Les lignes directrices arrêtées par le Conseil reconnaissent le rôle central que doit jouer l'Office européen des brevets (OEB) de Munich en matière de délivrance et de gestion des futurs brevets communautaires, mais elles reconnaissent aussi que les offices nationaux devraient également jouer un rôle important, en remplissant notamment une fonction de conseil auprès des demandeurs potentiels d'un brevet européen, en recevant les demandes et en les transmettraient à l'OEB, et en diffusant l'information relative au brevet européen. Les offices nationaux pourraient également mener certaines activités dans leur(s) langue(s) de travail comme des investigations sur les applications liées à un brevet, "pour autant qu'elles remplissent certaines exigences convenues". La question de la nature de ces activités et de leur possible limitation quantitative doit encore être examinée, précise le texte du compromis, qui établit par ailleurs clairement que les demandeurs seront totalement libres de faire traiter entièrement leur demande par l'OEB.

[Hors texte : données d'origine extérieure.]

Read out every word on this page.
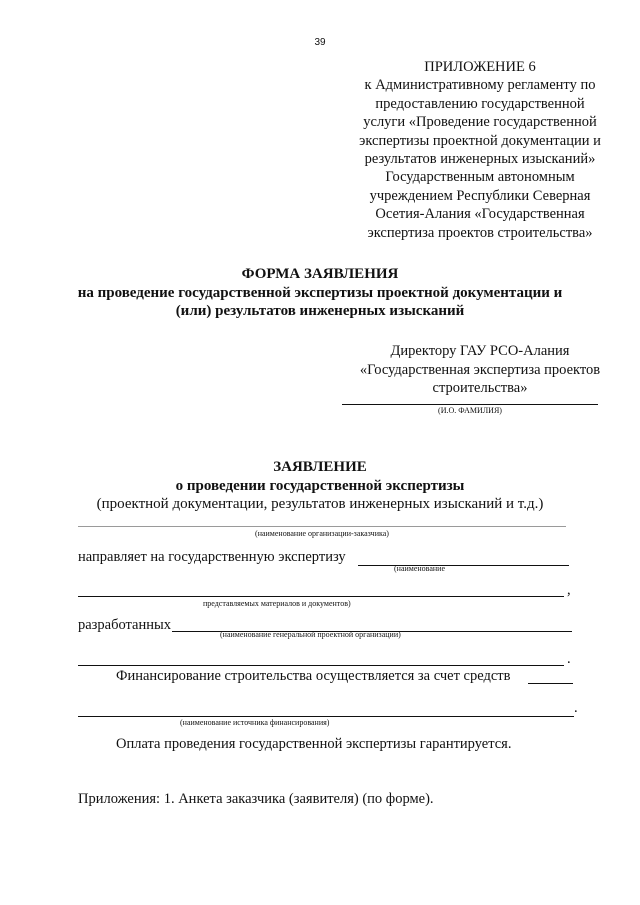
39
ПРИЛОЖЕНИЕ 6
к Административному регламенту по
предоставлению государственной
услуги «Проведение государственной
экспертизы проектной документации и
результатов инженерных изысканий»
Государственным автономным
учреждением Республики Северная
Осетия-Алания «Государственная
экспертиза проектов строительства»
ФОРМА ЗАЯВЛЕНИЯ
на проведение государственной экспертизы проектной документации и
(или) результатов инженерных изысканий
Директору ГАУ РСО-Алания
«Государственная экспертиза проектов
строительства»
(И.О. ФАМИЛИЯ)
ЗАЯВЛЕНИЕ
о проведении государственной экспертизы
(проектной документации, результатов инженерных изысканий и т.д.)
(наименование организации-заказчика)
направляет на государственную экспертизу
(наименование
,
представляемых материалов и документов)
разработанных
(наименование генеральной проектной организации)
.
Финансирование строительства осуществляется за счет средств
.
(наименование источника финансирования)
Оплата проведения государственной экспертизы гарантируется.
Приложения: 1. Анкета заказчика (заявителя) (по форме).
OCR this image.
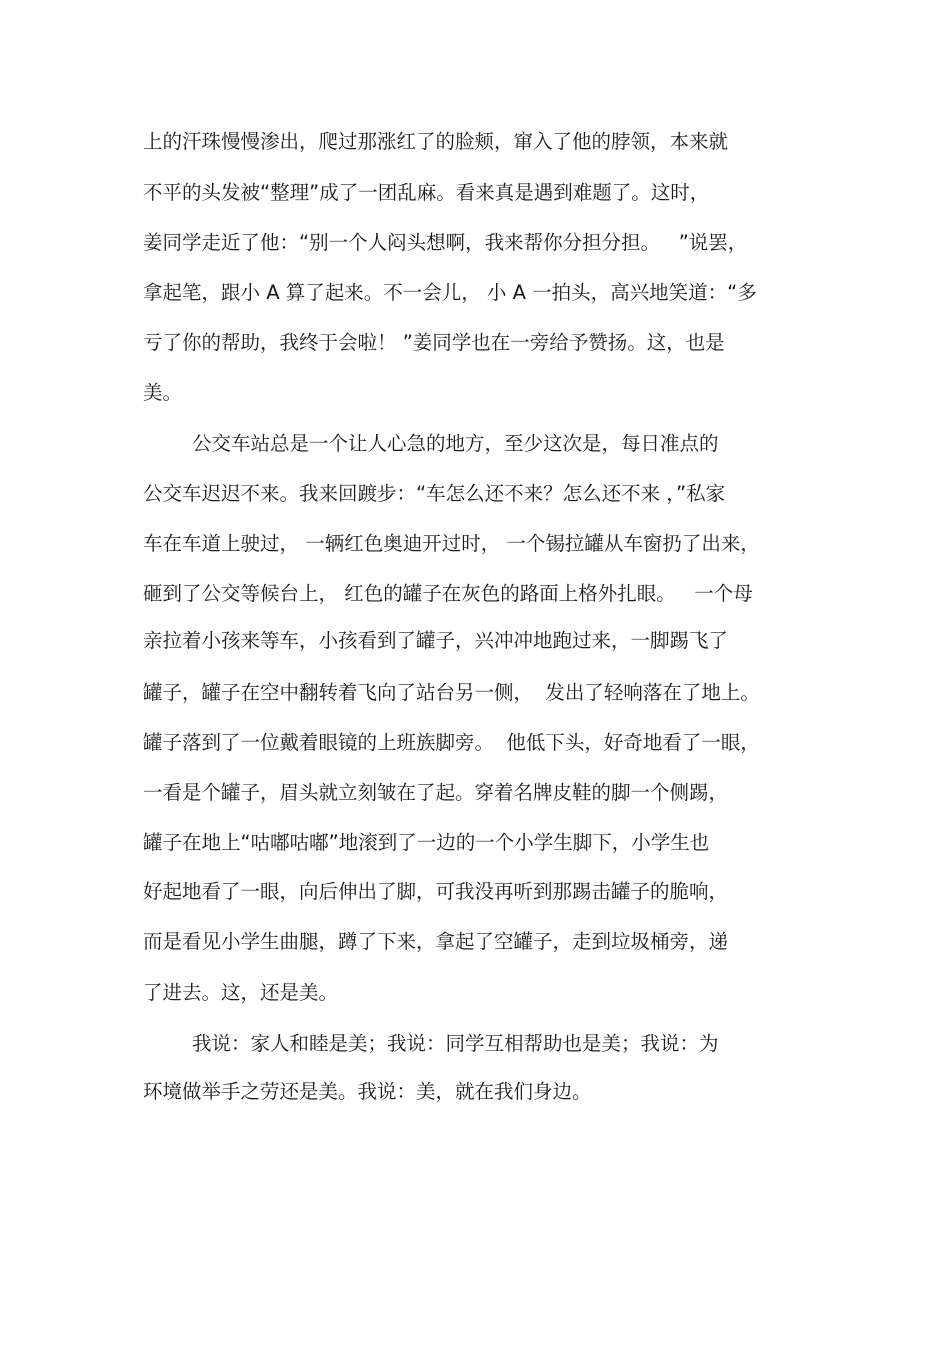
上的汗珠慢慢渗出，爬过那涨红了的脸颊，窜入了他的脖领，本来就
不平的头发被“整理”成了一团乱麻。看来真是遇到难题了。这时，
姜同学走近了他：“别一个人闷头想啊，我来帮你分担分担。   ”说罢，
拿起笔，跟小 A 算了起来。不一会儿， 小 A 一拍头，高兴地笑道：“多
亏了你的帮助，我终于会啦！ ”姜同学也在一旁给予赞扬。这，也是
美。
公交车站总是一个让人心急的地方，至少这次是，每日准点的
公交车迟迟不来。我来回踱步：“车怎么还不来？怎么还不来 ，”私家
车在车道上驶过， 一辆红色奥迪开过时， 一个锡拉罐从车窗扔了出来，
砸到了公交等候台上， 红色的罐子在灰色的路面上格外扎眼。   一个母
亲拉着小孩来等车，小孩看到了罐子，兴冲冲地跑过来，一脚踢飞了
罐子，罐子在空中翻转着飞向了站台另一侧，  发出了轻响落在了地上。
罐子落到了一位戴着眼镜的上班族脚旁。  他低下头，好奇地看了一眼，
一看是个罐子，眉头就立刻皱在了起。穿着名牌皮鞋的脚一个侧踢，
罐子在地上“咕嘟咕嘟”地滚到了一边的一个小学生脚下，小学生也
好起地看了一眼，向后伸出了脚，可我没再听到那踢击罐子的脆响，
而是看见小学生曲腿，蹲了下来，拿起了空罐子，走到垃圾桶旁，递
了进去。这，还是美。
我说：家人和睦是美；我说：同学互相帮助也是美；我说：为
环境做举手之劳还是美。我说：美，就在我们身边。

Les lignes directrices reconnaissent aussi la nécessité de maintenir les coûts du brevet communautaire à un niveau aussi bas que possible et prévoient qu'un certain pourcentage des revenus annuels qui en seront tirés soient répartis entre les offices nationaux selon une clé de répartition équitable. Quant aux juridictions compétentes, le système choisi devra être en conformité avec les articles 225 et 229 du traité CE tel qu'amendé à Nice. La question du tribunal compétent en première instance devra être résolue en tenant compte de la nécessaire application uniforme du droit communautaire et de facteurs tels que l'efficacité en matière de coûts, la demande et les langues locales, la proximité des utilisateurs… Les appels devraient être traités par le Tribunal de première instance des Communautés. Sur la question litigieuse du régime linguistique, le compromis prévoit l'application du principe de non-discrimination.
Le Conseil a par ailleurs mandaté la Présidence suédoise pour qu'elle entame des démarches en vue de demander au conseil d'administration de l'OEB d'inscrire à l'ordre du jour de sa réunion des 25 et 29 juin la convocation d'une conférence diplomatique en vue de la révision de la convention de Munich de 1973 sur la délivrance des brevets européens, en vue de l'adapter au brevet communautaire.
Enfin, l'Espagne a demandé à la Commission d'organiser rapidement des consultations avec l'industrie européenne pour évaluer l'impact que pourrait avoir la création d'un modèle d'utilité. Les modèles d'utilité, "brevets du pauvre", sont essentiellement utilisés par les PME pour obtenir la reconnaissance légale de petites inventions ou de parties de futures inventions.